Pina, Bill & Sabina at soccer game (circa 1987)

He worked as an electronics engineer for the United States Coast Guard for 27 years (ranking a CWO4).  This was predictable having come from a military family.  He enlisted when he was 17, much to his step-mother's chagrin.

Things Bill liked:

  • His daughter Sabina remembers him watching "60 Minutes" and "The Wonder Years" TV shows with her and really liking him.  He also enjoyed "Married with Children" and "Cosby" and loved watching the Olympics
  • Seafood
  • Fishing (especially with his Uncle Joe Ferranti) - When he retired from the Coast Guard he had to keep himself busy, so he studied oceanography and became a commercial fisherman for the love of it.
  • Reading - especially Reader’s Digest and their series of condensed books, author James A. Michener; author of Chesapeake, Alaska, etc. and The New Yorker and National Geographic magazines (he loved New York City) 
  • Skin and scuba diving
  • Racquetball
  • Water skiing (he was a natural)
  • Linguistics (he became fluent in Italian and could get by in French and Spanish)
  • Alaska and the American Northwest in general (where his ancestors were from)
  • Observing Olympic sports
  • Electronic gadgets (after all, he WAS an electronics engineer for the Coast Guard)

Some things Dad used to always say:

  • Human beings are social animals.  We need to socialize or we die.
  • You can be anything you want to be.  Think big!  You don't want a house in the country, you want a mansion. You don't want a Mercedes Benz, you want a limousine.
  • Anything can be learned from a book.  (Little did he know that eventually anything could be learned from a linked computer terminal.)
  • Cry quiet (when his kids used to bawl).
  • Did I stutter?
  • You can't learn it through osmosis?
  • Did you read the instruction manual?

He was raised in Hawaii and Arizona, but born in California.  He also lived in Italy, Spain and New York City.  When he met Pina in Italy, he learned to speak Italian (he was 1/4 Italian himself).  He had an aptitude for languages, as did Pina.  He got by in French and Spanish when in Europe but he spoke Italian pretty fluently for someone who learned it in adulthood.  He was accepted by his in-laws as one of their own.  He used to explain how European languages are all related and that in some instances word patterns can be used to help find what one is trying to say, especially with Italian, which is so close to Latin.
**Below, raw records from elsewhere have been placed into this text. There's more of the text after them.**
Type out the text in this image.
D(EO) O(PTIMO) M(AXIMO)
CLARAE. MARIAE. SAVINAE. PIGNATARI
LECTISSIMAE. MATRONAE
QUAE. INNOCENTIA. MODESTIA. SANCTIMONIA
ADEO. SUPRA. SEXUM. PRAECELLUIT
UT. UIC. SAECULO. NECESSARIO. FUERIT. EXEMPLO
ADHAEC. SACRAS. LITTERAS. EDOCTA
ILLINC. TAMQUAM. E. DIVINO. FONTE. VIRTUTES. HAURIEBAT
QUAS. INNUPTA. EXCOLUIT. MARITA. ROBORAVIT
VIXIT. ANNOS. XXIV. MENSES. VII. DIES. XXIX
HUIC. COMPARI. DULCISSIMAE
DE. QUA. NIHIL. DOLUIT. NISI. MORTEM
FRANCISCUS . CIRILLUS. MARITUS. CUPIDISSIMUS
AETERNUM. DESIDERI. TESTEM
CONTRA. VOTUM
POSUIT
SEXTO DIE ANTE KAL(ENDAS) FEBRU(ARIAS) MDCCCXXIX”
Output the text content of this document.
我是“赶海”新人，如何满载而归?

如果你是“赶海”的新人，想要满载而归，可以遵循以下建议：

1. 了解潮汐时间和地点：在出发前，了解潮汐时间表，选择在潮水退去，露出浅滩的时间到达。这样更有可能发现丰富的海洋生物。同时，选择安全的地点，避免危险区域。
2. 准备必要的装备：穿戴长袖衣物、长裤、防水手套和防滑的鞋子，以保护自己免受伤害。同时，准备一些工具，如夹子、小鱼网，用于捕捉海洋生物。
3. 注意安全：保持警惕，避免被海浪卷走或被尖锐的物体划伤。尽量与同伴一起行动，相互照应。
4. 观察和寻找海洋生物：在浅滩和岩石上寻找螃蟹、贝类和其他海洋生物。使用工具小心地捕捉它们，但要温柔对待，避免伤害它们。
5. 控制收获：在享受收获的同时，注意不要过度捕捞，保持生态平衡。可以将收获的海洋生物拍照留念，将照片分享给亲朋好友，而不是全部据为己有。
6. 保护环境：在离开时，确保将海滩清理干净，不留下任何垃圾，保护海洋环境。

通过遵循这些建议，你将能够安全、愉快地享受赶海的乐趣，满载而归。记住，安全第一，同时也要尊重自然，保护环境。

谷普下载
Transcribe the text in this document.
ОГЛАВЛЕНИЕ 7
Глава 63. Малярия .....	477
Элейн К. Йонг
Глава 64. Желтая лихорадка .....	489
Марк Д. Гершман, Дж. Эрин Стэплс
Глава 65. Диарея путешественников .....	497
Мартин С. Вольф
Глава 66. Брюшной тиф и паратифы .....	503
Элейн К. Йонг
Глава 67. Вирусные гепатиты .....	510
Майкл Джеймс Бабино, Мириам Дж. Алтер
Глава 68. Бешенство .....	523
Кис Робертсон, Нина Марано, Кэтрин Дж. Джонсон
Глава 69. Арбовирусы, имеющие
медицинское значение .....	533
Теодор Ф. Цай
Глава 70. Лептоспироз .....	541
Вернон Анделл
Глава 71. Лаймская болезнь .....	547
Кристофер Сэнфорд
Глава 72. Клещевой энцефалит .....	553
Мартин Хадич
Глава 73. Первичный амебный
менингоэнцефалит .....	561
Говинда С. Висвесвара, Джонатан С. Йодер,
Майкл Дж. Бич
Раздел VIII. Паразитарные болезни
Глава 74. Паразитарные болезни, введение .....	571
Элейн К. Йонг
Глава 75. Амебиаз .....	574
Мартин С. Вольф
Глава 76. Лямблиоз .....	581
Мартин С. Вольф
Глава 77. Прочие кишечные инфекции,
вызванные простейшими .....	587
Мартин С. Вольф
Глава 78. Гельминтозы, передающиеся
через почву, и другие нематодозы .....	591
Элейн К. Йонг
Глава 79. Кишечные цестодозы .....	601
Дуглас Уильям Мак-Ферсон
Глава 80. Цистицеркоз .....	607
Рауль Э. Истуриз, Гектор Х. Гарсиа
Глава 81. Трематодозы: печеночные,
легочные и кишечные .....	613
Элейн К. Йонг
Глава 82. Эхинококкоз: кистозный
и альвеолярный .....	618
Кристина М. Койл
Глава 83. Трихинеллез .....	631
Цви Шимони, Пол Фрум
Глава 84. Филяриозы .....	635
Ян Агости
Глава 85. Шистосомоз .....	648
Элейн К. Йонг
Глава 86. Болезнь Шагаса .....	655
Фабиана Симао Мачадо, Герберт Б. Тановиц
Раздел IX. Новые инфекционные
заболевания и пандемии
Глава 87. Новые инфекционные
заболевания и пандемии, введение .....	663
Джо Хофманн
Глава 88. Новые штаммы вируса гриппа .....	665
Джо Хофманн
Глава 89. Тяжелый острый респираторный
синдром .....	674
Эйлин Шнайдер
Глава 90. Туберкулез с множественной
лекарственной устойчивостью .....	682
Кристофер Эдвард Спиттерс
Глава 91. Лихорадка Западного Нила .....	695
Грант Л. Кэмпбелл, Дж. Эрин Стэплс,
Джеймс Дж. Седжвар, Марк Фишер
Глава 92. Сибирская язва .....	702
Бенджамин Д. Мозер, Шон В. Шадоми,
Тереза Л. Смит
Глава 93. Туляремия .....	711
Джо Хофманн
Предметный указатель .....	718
He loved to read; he loved the ocean and fishing (not surprising from someone born in Monterey, California).  In fact, he became a commercial fisherman for pleasure when he "retired" (something he knew he could never do) from the Coast Guard in 1984.  He was not a perfect man, but he deserves to be remembered as yet another victim of the very addictive cigarettes that are pushed on children every day. Perhaps if it hadn't been so cool for him to light up at 13 years of age, he would be alive today instead of just having missed his 51st birthday.  Ironically, his biological mother died at the same age (50) from smoking as well.

Like me and his brother, Dan Stief, Dad was very spellbound by Barbra Streisand.  He was remembered debating with others on how she was the most talented singer, if not the most talented woman in the world "by far".  He was also a big fan of Karen Carpenter, Clearance Clearwater, Dionne Warwick and Neil Diamond.  I think he must have overloaded when Neil Diamond and Barbra Streisand did the You Don't Bring Me Flowers duet! 

His favorite comedian was Bill Cosby, because Bill was very pro-education and did not curse when he told jokes.

Bill was a victim of the tobacco industry.  Let's get that straight because some people have debated it.  The attending physician in the emergency room told Bill's wife that Bill died because he resumed smoking after his quintuple bypass a few years earlier.  Ironically, Bill hated cigarettes and smoking.  He could not quit despite his efforts.  His cause of death was an aortic aneurysm.